Golf Hall of Fame to move back to Pinehurst at new site
Pinehurst will once again be home to the World Golf Hall of Fame.
The World Golf Hall of Fame is leaving Florida and returning to North Carolina, where it will be part of the USGA's campus at Pinehurst and stage two induction ceremonies during the U.S. Open weeks in 2024 and 2029.
Governor Roy Cooper and the U.S. Golf Association announced the move Wednesday. The new facility is scheduled to open in 2024.
“There’s no better connection to golf’s past, present and future than Pinehurst, and no organization that works harder than the USGA to preserve the history of this great game," said Mike Whan, CEO of the USGA. "It just makes sense. And together with the Hall of Fame, we’re more committed than ever to delivering experiences that build even deeper connections between golf fans and those that have truly led the way in this great game.”

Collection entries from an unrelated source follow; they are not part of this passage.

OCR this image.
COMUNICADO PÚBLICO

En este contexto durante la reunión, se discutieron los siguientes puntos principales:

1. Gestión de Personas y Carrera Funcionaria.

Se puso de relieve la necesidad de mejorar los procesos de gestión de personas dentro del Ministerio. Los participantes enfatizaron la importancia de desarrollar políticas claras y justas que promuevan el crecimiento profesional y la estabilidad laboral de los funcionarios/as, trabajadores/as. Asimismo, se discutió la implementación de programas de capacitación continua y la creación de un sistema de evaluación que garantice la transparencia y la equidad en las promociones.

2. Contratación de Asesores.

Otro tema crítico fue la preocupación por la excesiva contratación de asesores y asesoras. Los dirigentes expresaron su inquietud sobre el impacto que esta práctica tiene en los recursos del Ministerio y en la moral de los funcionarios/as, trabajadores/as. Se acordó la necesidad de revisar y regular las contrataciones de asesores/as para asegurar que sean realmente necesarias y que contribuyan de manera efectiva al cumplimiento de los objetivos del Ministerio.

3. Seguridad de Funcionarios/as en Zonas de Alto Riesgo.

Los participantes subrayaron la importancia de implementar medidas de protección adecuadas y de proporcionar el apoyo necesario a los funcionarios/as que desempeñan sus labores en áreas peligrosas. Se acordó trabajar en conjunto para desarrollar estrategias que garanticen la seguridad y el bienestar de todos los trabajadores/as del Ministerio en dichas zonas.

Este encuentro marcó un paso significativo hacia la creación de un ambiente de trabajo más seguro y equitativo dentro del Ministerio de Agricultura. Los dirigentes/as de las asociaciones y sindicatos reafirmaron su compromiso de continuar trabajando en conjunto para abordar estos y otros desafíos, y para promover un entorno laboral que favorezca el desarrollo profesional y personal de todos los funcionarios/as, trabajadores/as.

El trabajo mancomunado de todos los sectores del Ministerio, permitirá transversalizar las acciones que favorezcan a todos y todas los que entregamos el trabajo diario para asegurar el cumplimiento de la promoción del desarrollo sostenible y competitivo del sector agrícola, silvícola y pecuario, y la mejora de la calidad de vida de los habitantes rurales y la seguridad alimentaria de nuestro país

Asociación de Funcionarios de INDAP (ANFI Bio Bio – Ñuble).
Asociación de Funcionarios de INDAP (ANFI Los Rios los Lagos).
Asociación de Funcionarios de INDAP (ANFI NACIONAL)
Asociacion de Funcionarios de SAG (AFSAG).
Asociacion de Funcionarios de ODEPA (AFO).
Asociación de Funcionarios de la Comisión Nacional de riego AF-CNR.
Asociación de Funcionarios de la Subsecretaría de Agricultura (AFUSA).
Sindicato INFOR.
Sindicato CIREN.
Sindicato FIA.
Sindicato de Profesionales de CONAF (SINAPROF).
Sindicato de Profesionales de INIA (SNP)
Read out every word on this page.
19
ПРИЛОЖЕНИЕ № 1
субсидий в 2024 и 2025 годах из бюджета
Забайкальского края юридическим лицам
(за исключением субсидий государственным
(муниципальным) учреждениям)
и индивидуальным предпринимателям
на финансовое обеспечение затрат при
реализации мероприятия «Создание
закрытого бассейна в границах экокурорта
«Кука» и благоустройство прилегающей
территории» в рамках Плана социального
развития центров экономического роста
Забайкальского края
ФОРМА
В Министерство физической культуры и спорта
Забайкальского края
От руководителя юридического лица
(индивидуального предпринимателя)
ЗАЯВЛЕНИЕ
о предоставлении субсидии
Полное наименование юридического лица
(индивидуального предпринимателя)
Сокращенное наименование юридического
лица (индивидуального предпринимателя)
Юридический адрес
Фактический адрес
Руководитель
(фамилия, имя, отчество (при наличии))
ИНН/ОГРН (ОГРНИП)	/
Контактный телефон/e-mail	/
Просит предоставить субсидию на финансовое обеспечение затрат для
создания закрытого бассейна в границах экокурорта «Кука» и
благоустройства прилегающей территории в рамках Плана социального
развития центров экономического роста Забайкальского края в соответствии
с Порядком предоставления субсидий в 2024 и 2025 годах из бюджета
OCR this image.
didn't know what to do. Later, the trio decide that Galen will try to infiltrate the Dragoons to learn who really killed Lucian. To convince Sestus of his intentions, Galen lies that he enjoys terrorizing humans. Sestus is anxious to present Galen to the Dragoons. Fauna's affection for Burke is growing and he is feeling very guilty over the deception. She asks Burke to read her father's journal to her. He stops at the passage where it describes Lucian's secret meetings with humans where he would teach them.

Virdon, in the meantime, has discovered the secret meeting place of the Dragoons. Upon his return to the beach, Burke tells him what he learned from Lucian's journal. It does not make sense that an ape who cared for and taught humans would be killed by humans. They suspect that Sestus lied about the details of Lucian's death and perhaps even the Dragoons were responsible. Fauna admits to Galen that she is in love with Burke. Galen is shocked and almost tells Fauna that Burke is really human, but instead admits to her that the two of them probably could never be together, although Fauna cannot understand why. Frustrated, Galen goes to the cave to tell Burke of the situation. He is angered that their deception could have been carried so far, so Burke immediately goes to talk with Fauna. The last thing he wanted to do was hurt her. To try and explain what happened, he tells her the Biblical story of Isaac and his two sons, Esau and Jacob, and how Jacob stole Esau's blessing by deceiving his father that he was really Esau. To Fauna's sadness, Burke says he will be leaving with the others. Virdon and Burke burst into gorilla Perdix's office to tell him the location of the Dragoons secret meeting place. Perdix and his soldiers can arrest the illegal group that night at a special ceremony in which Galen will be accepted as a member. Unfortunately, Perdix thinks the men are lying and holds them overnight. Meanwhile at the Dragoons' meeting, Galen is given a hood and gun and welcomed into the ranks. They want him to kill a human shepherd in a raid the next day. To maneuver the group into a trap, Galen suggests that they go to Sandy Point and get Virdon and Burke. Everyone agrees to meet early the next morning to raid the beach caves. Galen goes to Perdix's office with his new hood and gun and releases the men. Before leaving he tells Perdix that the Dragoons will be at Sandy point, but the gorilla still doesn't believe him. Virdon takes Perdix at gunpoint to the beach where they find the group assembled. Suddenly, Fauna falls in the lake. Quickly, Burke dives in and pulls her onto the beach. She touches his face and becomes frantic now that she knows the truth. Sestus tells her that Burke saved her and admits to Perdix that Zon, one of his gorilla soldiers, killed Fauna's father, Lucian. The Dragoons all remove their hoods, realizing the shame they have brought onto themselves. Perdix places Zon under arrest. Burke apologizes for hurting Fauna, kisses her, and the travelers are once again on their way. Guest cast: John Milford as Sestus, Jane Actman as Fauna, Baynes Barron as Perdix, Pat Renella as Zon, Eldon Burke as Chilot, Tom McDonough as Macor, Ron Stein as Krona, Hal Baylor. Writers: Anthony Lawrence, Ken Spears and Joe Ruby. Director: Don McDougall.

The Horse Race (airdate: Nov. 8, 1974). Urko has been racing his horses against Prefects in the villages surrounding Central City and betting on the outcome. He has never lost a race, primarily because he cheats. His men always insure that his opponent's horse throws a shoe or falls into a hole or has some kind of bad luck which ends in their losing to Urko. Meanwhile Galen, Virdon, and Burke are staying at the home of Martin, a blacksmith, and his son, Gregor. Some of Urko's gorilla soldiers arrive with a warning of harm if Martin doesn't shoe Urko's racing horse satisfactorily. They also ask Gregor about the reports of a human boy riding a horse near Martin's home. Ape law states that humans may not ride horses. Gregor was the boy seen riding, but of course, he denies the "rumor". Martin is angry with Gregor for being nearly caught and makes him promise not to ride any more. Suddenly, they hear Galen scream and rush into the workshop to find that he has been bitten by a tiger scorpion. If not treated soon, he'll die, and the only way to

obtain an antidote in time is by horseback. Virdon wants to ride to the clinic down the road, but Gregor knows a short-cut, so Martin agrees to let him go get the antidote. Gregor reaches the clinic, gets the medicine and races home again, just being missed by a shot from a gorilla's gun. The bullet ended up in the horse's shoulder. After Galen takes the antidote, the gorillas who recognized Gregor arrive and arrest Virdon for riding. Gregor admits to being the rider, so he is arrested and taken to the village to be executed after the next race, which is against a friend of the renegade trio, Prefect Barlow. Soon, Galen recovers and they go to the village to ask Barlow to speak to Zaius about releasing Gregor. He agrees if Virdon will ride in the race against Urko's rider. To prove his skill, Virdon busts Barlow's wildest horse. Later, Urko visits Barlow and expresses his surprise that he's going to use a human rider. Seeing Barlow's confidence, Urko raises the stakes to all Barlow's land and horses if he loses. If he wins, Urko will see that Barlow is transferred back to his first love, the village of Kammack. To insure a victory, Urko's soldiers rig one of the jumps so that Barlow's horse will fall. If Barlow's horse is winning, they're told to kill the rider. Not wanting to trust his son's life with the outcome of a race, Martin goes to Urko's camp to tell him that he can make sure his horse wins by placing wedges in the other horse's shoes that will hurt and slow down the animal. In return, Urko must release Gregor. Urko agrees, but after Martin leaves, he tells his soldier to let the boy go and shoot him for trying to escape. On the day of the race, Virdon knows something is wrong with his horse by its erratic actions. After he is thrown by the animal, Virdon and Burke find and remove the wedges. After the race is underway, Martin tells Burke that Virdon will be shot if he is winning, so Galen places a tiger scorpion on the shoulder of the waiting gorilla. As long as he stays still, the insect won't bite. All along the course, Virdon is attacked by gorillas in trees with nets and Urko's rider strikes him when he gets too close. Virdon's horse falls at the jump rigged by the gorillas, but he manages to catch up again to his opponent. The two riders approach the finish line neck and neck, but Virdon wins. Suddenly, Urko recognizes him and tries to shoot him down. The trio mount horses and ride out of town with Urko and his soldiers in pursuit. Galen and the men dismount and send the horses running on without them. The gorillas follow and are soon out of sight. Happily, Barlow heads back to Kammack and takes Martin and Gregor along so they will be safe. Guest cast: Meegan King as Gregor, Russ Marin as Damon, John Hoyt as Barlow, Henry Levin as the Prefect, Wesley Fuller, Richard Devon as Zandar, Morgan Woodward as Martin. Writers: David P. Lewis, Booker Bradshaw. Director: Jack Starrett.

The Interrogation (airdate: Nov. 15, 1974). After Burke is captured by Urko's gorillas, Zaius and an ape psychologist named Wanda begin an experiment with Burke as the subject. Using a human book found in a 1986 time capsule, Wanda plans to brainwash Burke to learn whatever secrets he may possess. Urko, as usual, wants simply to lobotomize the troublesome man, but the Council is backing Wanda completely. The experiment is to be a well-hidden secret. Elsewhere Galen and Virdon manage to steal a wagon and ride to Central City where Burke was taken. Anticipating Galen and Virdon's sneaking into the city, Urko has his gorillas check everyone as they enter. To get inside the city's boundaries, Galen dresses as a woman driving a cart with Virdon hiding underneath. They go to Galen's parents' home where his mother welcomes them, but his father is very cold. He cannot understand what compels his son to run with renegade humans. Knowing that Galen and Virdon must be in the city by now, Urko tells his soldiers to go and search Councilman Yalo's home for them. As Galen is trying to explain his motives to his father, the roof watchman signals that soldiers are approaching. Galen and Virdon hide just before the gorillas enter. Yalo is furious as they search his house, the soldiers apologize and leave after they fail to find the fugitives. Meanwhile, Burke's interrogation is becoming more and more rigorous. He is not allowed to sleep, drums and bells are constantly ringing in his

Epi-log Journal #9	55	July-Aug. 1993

The Hall of Fame was founded in Pinehurst in 1974. It moved to a specially-built golf village in St. Augustine, Florida in 1998.
Located just off Interstate-95, it was once a popular spot for tourists. But visitor numbers have dwindled, and many of the shops and restaurants surrounding the hall have closed.
Golf long has struggled to put together a Hall of Fame that would be in line with Cooperstown (baseball) and Canton (pro football), in part because its roots involve more than one organization.
The PGA of America took over management of the hall of fame in 1983 and acquired it three years later, merging its Hall of Fame that dated to 1940. The World Golf Hall of Fame brought a global aspect to golf, including the LPGA Tour.
Artifacts and exhibits will be shipped back to Pinehurst. The World Golf Hall of Fame will be part of the USGA's Golf House, which will include a museum and research center. The USGA, which has its main headquarters in Far Hills, New Jersey, began last month to build the “Golf House Pinehurst” with golf equipment testing as the centerpiece.
Jay Monahan, the PGA Tour commissioner who chairs the World Golf Foundation, said Wednesday's announcement would “cement the long-term relevance and viability” of the Hall of Fame and expand on the partnership with the USGA.
“Both organizations are committed to prioritizing the preservation of golf history, which will serve fans well in the years to come,” Monahan said.